The notion of participation has been largely used through several disciplines inspired by the concept of participation framework proposed by Goffman (1981). Within conversation analysis, the issue of participation has been discussed early on (see for example Drew & Wootton, 1988). More recently, it has been revisited within an embodied perspective (see Goodwin & Goodwin, 2004), revealing its dynamic, changing and complex organization, as well as the importance for its organization of multimodal resources, specific formats, and changing configurations. Studies of phenomena related to the organization of turn-taking in multi-party interactions have raised issues of how recipient-design and orientation to the co-participants are organized and change moment by moment along the sequentiality of talk and action. Studies of phenomena related to sequence organization and action formatting have raised issues concerning formats that enable, craft, afford specific forms of participation in various activities and settings.

This conference addresses the notion of participation in two important ways:

a) It aims at discussing the notion from a conversation analytic perspective, taking into account both the sequential organization of action and the variety of resources (linguistic as well as embodied) for the organization of that action;

b) It aims at offering a large range of empirical analyses showing how issues of participation emerge and are addressed in various settings, including ordinary conversation, institutional encounters and professional interactions. For example, issues of participation are key in service to users, medical consultations, the life of aphasic patients in their families, the expression of citizens in democratic meetings, the contributions of students in classroom, etc.

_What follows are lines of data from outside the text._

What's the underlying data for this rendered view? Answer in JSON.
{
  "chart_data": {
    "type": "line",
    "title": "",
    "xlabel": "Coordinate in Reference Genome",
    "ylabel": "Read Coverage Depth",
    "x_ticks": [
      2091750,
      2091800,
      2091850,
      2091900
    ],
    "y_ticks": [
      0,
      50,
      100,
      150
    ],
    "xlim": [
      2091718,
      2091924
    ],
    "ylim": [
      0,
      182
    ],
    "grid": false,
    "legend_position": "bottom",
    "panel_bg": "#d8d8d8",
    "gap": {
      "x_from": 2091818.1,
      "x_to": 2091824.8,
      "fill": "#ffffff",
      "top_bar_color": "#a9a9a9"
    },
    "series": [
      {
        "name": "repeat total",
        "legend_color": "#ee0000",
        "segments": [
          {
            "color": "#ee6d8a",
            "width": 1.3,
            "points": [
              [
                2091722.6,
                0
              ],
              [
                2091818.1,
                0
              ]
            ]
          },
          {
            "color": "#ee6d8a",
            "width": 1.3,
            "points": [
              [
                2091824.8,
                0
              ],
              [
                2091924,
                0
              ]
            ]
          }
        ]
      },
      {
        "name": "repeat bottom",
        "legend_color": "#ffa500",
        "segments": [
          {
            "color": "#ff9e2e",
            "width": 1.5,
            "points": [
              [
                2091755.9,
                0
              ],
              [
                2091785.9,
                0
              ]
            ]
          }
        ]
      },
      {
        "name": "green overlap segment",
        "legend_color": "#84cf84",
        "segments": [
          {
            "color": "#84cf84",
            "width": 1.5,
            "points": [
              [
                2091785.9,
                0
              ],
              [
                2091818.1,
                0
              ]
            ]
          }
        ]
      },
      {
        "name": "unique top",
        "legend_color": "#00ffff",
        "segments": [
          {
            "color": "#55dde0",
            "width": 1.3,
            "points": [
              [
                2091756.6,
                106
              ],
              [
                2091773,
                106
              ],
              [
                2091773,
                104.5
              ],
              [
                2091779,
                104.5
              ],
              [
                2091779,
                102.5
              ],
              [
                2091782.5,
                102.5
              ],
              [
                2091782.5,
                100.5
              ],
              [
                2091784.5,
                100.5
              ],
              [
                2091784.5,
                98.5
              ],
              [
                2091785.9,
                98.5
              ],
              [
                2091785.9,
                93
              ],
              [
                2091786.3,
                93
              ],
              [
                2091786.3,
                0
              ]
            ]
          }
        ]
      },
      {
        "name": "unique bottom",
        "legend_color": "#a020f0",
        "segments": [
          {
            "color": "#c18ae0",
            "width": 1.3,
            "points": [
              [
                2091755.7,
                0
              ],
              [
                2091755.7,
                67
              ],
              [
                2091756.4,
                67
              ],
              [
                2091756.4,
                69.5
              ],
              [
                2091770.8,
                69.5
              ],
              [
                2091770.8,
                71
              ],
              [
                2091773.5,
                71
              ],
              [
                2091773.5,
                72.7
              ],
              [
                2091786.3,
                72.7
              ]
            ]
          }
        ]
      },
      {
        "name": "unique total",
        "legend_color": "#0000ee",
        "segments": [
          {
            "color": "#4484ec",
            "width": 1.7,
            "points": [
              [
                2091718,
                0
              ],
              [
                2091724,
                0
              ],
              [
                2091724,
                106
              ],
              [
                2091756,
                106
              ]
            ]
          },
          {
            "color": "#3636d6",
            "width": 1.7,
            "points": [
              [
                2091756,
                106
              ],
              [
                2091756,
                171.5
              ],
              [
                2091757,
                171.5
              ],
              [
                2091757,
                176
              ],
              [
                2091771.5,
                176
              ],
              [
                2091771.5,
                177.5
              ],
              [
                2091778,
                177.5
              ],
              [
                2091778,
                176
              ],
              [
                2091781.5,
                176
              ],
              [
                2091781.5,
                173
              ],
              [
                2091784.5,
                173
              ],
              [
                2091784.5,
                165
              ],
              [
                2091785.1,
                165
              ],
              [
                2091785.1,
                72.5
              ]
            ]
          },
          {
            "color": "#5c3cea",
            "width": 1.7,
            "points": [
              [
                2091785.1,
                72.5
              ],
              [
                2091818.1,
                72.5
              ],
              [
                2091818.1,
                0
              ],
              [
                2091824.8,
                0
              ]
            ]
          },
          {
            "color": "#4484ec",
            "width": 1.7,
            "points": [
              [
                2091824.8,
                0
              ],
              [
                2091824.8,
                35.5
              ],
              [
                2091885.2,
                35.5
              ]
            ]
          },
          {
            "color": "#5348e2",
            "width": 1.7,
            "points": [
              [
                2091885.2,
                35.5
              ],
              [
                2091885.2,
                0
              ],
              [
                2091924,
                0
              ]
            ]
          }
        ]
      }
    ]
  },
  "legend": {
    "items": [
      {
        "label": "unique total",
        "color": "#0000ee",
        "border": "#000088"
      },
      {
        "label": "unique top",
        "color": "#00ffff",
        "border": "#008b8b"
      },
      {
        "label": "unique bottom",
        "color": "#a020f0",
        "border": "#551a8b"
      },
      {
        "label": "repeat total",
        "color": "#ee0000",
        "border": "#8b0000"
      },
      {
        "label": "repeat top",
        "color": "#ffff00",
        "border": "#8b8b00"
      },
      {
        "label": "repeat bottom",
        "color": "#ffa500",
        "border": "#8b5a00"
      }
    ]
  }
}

More specifically, the conference is organized around 3 thematic areas:

i) How different modes of organization of turn-taking (concerning both turn allocation and turn formatting) in multi-party interaction configure opportunities to participate;

ii) How action formation and the specific organization of sequential environments shape participation, for example enabling and crafting it, as well as constraining and reducing it;

iii)    How participation issues emerge in particular contexts of activity, shaping and being shaped by a reflexive orientation towards specific contexts and locally relevant membership categorization devices.